October 18, 2011
Michelle Juntunen | University of Minnesota Medical School-Duluth | (218) 726-6876
Cheryl Reitan | University of Minnesota Duluth | (218) 726-8996
Scientific Discovery on UMD Campus Takes Major Step Toward Commercial Use
Andrews and Drewes designed a low-volume resuscitation fluid, Tamiasyn™, that may increase the survival rates of people who die from hemorrhagic shock. The therapy is based on their studies of the biological process of hibernation in ground squirrels (gophers) and testing on rats. They further developed it with Gregory Beilman, M.D. professor and vice chair of Perioperative Services and Quality Improvement, chief of Surgical Critical Care, and director of the Surgical Critical Care Fellowship Program at the University of Minnesota in the Twin Cities, who tested the therapy on pigs.
Tamiasyn™ could offer first responders, emergency department staff and military medics a simple, safe and reliable product that prevents life-threatening complications due to severe blood loss. At the same time, it could help prevent organ damage during resuscitation.
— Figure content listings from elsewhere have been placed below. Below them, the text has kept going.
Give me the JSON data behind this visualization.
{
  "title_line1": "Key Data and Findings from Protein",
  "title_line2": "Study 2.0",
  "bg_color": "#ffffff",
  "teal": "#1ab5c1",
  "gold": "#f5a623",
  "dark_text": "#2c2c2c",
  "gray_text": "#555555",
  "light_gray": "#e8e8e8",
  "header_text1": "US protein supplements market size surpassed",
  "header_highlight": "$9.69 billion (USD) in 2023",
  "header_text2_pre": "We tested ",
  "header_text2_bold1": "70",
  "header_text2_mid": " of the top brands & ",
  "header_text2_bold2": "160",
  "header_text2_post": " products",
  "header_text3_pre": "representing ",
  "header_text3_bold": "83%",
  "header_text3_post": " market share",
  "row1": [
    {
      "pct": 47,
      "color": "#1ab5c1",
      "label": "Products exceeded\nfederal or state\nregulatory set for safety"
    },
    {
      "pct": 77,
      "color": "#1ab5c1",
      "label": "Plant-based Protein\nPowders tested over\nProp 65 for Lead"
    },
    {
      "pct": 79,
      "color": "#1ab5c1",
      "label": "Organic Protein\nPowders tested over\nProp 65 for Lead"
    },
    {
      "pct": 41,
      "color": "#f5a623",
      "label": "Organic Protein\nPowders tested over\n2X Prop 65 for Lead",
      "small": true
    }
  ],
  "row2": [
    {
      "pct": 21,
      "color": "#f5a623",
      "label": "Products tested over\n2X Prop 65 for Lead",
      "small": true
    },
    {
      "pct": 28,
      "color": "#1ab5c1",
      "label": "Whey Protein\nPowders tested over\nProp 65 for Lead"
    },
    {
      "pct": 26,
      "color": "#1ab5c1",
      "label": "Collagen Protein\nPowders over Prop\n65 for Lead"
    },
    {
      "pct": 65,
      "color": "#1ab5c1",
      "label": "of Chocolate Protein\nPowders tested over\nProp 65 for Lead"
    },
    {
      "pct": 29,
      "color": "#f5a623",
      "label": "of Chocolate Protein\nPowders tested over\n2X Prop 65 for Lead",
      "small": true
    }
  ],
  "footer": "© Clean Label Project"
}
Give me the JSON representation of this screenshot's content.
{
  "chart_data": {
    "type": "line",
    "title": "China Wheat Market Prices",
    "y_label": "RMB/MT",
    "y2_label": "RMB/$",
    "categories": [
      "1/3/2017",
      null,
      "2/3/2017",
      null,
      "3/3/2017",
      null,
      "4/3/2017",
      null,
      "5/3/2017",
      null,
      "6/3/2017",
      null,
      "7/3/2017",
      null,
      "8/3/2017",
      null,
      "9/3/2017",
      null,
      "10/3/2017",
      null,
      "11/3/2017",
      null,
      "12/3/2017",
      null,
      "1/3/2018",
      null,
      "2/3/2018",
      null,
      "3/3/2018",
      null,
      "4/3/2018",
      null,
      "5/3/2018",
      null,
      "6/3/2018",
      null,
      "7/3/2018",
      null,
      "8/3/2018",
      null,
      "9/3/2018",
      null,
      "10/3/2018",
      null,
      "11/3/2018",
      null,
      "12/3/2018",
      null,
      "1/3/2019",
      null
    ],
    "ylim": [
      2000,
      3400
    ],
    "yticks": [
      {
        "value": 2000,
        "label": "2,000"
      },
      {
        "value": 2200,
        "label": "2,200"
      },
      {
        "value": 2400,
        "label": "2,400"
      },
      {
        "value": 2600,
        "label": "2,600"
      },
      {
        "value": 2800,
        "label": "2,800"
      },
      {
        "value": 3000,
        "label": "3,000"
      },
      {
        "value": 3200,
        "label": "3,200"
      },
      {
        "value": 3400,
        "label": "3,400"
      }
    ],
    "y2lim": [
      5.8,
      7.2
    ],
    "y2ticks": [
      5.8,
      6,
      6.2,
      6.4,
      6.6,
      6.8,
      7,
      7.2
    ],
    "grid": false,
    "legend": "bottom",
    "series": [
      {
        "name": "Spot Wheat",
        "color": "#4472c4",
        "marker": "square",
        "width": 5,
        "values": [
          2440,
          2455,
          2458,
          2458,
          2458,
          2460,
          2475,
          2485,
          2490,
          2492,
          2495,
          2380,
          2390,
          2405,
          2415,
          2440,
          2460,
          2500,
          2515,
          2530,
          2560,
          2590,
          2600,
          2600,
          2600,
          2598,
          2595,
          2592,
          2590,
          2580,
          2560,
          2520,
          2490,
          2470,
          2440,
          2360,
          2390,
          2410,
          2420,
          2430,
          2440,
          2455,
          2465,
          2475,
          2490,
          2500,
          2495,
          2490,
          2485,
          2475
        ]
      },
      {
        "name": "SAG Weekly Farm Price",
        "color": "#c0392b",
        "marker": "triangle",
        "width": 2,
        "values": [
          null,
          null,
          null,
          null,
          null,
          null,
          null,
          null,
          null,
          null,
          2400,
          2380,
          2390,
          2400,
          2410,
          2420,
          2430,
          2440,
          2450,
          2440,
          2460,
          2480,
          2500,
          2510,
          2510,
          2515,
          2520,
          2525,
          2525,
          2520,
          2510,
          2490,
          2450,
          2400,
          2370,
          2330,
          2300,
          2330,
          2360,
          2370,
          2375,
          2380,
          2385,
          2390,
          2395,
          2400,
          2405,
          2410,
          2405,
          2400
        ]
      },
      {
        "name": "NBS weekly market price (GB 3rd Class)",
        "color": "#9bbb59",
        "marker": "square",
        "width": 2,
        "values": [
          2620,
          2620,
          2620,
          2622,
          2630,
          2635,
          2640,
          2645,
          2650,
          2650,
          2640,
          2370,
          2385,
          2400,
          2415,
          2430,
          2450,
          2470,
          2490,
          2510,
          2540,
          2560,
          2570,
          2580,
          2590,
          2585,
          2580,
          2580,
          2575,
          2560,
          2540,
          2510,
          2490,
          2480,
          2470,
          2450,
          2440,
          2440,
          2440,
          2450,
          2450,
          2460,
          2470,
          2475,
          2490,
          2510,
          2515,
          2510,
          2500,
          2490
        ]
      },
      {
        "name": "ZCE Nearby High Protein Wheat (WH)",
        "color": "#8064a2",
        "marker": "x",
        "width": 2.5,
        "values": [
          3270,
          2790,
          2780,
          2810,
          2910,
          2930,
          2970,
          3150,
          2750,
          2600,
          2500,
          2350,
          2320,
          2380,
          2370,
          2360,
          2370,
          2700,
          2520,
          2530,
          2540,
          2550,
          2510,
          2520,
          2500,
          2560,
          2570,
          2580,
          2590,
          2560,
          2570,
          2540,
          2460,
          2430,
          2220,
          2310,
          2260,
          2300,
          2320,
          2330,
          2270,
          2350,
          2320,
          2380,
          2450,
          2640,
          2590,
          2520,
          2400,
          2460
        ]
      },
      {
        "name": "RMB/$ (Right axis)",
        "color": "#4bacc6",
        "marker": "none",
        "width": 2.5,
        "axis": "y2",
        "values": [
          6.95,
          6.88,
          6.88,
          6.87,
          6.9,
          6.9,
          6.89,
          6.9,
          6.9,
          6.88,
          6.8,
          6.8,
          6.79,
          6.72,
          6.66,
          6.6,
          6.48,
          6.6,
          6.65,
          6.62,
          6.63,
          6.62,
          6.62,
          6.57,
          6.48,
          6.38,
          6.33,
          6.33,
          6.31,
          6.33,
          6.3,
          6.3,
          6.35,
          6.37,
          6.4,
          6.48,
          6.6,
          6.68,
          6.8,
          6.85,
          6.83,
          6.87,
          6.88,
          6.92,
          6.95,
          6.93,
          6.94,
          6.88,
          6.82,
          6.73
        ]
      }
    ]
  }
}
"This is a major step in moving our discovery from research bench to the bedside where it can do the most good, "commented Drewes. "Licensing with a private pharmaceutical company is the next step in bringing this drug to the marketplace and, more importantly, in bringing this drug to the hands of the military personnel in harm's way," added Andrews. "This transition from academia to corporate America should accelerate the process of this important drug development."
"We're excited to have the opportunity to further develop the technology and we're confident this unique therapeutic approach will provide patients with a better chance of survival," said Steve Orndorff, president and CEO of Ariel Pharmaceuticals.
UMD Chancellor Lendley Black said, "UMD is proud of these scientists. Drewes' and Andrews' work promises to save lives, and there is no greater goal for biomedical researchers." He added, "UMD is proud of this and other scientific breakthroughs discovered on our campus where teaching, learning, and research are priorities."